Üçüncü maçları oynanan ve grup etabı biten A grubunda ilginç şekilde aslında iddialı olabilecek potansiyele sahip Rusya ve ev sahibi Polonya gene elendi.
2004 Avrupa Şampiyonası'nda Rehhagel komutasında katı savunma futboluyla şampiyon olan Yunanistan, yeni teknik adam F.Santos olsa da ve oyuncular da değişse de, gene katı savunma oynayarak Rusya'yı hüsrana uğratırken, Çeklerle beraber üst etaba çıktı. Rusya aşırı doz yabancı oyuncu ve liglerinin zayıf olması gibi faktörler nedeniyle handikaplı. Zenit takımı Advocaat ile 2008 UEFA Kupası'nı kazanmıştı ama orada yabancı oyuncuların katkısı önemli idi. Zenit omurgası Rus oyuncularla katı Yunanistan savunmasına gol atamadı ve elendi. Ama Yunanistan da bu sefer çok ileri gidemez diye düşünüyoruz. Halbuki 2004 yılında Portekiz'de ilk iki maçtan sonra onları favori göstermiştik.
İspanya'nın lider olduğu C grubunda ise bu turnuvanın müdavimi İtalya'nın iki maç sonrası grupta üçüncü durumda olması da tuhaf gelebilir. Normal favori İspanya, liglerinde çok yabancı oyuncu bulunduran bir ülke olarak handikaplı ama hem kuvvetli bir lige sahip, hem Barcelona'nın altyapısından gelenlerin oynadığı özel, çok paslı ve hareketli, topa sahip olan futbol nedeniyle ve çoğunluk Barcelona oyuncularından kurulu takıma Real Madrid oyuncularını da eklenmesiyle, güçlü bir görüntü veriyor.

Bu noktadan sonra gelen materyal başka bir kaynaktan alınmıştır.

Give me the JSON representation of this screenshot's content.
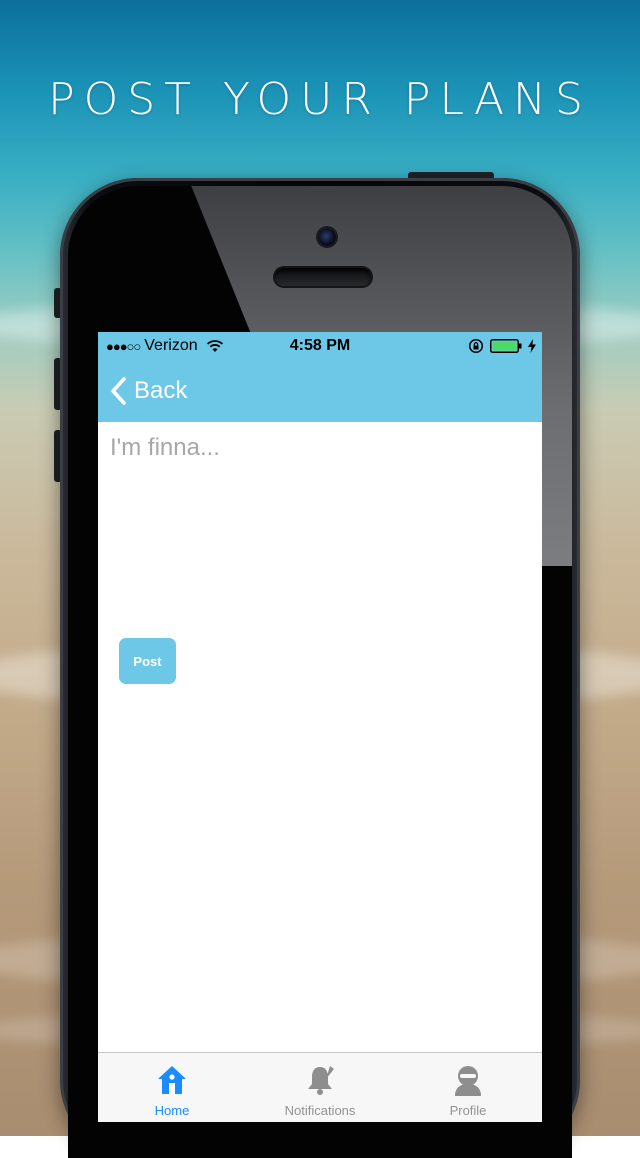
{
  "headline": "POST YOUR PLANS",
  "status_bar": {
    "signal": "●●●○○",
    "carrier": "Verizon",
    "time": "4:58 PM"
  },
  "nav": {
    "back_label": "Back",
    "back_icon": "chevron-left-icon"
  },
  "composer": {
    "placeholder": "I'm finna...",
    "value": ""
  },
  "post_button": {
    "label": "Post"
  },
  "tabs": [
    {
      "label": "Home",
      "icon": "home-icon",
      "active": true
    },
    {
      "label": "Notifications",
      "icon": "bell-icon",
      "active": false
    },
    {
      "label": "Profile",
      "icon": "profile-icon",
      "active": false
    }
  ],
  "colors": {
    "accent": "#6dc8e8",
    "tab_active": "#1a8cff",
    "tab_inactive": "#929292",
    "placeholder": "#a7a7a7"
  }
}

D.Villa gibi en yaratıcı golcü oyuncunun uzun zamandır sakatlığı, Torres'in iki yıldır önemli maçlarda gol atmakta zorlanması ve duran toplarda silah haline gelen kilit savunma oyuncularının sakatlığı, oyuncuların kulüplerinde çok maç oynamış olması nedeniyle yorgunluk ve Barcelona-İspanya futbolunun nihayet rakipler tarafından iyice ezberlenmesi gibi nedenlerle İspanya bazen tökezleyebiliyor. Son zamanda İspanya'nın da gol atma sorunu oluştu! Grupta İtalya'nın son maçta çok zayıf İrlanda'ya farklı galip gelerek lider İspanya ile beraber gruptan çıkacağını düşünüyoruz. İtalya M.Lippi yerine gelen C.Prandelli yönetiminde yerel ligde namağlup şampiyon olan Juventus'un omurgası üzerine kurulan takım ile ve Balotelli ve Nocerino gibi gençlere fırsat vererek daha iyi oynamaya başladı. Oyun kurucu Pirlo gene form tutmuş gözüküyor ve İtalya da her zaman olduğu gibi kolay gol yemez. Hırvatistan ve İspanya ile berabere kalmak kolay iş değil. İspanya İtalya karşısında pek pozisyon yaratamamıştı. İtalya, İspanya Hırvatistan'ı yenerse yukarı gidecek. İtalya, ilginç bir şekilde 3-5-2 gibi bir sistemle oynuyor. Bu da İspanya'nın orta alana sahip olmasını önemli ölçüde engelledi. Zaten orta sahaya hakim olmayan bir yaklaşımla İspanya'yı durduramazsınız. B grubundaki Almanya da, Bayern Münich takımının üzerine kurulmuş ve bol sayıda da, Bayern'i sürekli yenen Dortmund takımı oyuncusuyla da desteklenmiş, oyuncular birbirini yakınen tanıyor. Zaten Löw de uzun zamandır işbaşında. Bence Almanya İspanya'nın karşısına en ciddi rakip olarak dikilecek. B grubundaki Portekiz de Hollanda gibi sanki hedefsiz bir takım!
D grubunda ise Fransa farklı bir yapıda. Orada bir önceki dönemde berbat şekilde yönetilen Fransa Milli Takımı, şimdi oldukça iddialı bir teknik adam olan Blanc'a teslim edilmiş, Blanc da gençlerden yeni bir takım kurmuş bulunuyor ama kadro tek bir takım iskeletine dayanmıyor. Gençleştirilmiş bir karma takım. Fransa'nın geçmişe göre daha iyi ve başarılı bir görüntü vermesinin, etkili antrenör faktörüyle ilişkili olduğunu düşünüyorum. Daha iyi derece yapar.
Birkaç gün evvel bu sütunda yazdığım futbol analizinde Hollanda'nın ve Almanya'nın durumunu detaylı incelemiştim. Almanya tabii ki İspanya ile beraber kupanın favorisi. Ama Türkiye'nin gelecekteki milli futbol planlaması açısından en önemli doneler İngiliz futbolunun analiziyle olabilir. Bizce İngiltere kontratakçı Ukrayna'yı D grubunda geçer ama gruplar sonrası geleceği karanlık. Bir sonraki futbol yazımız salt İngiltere üzerine olacak.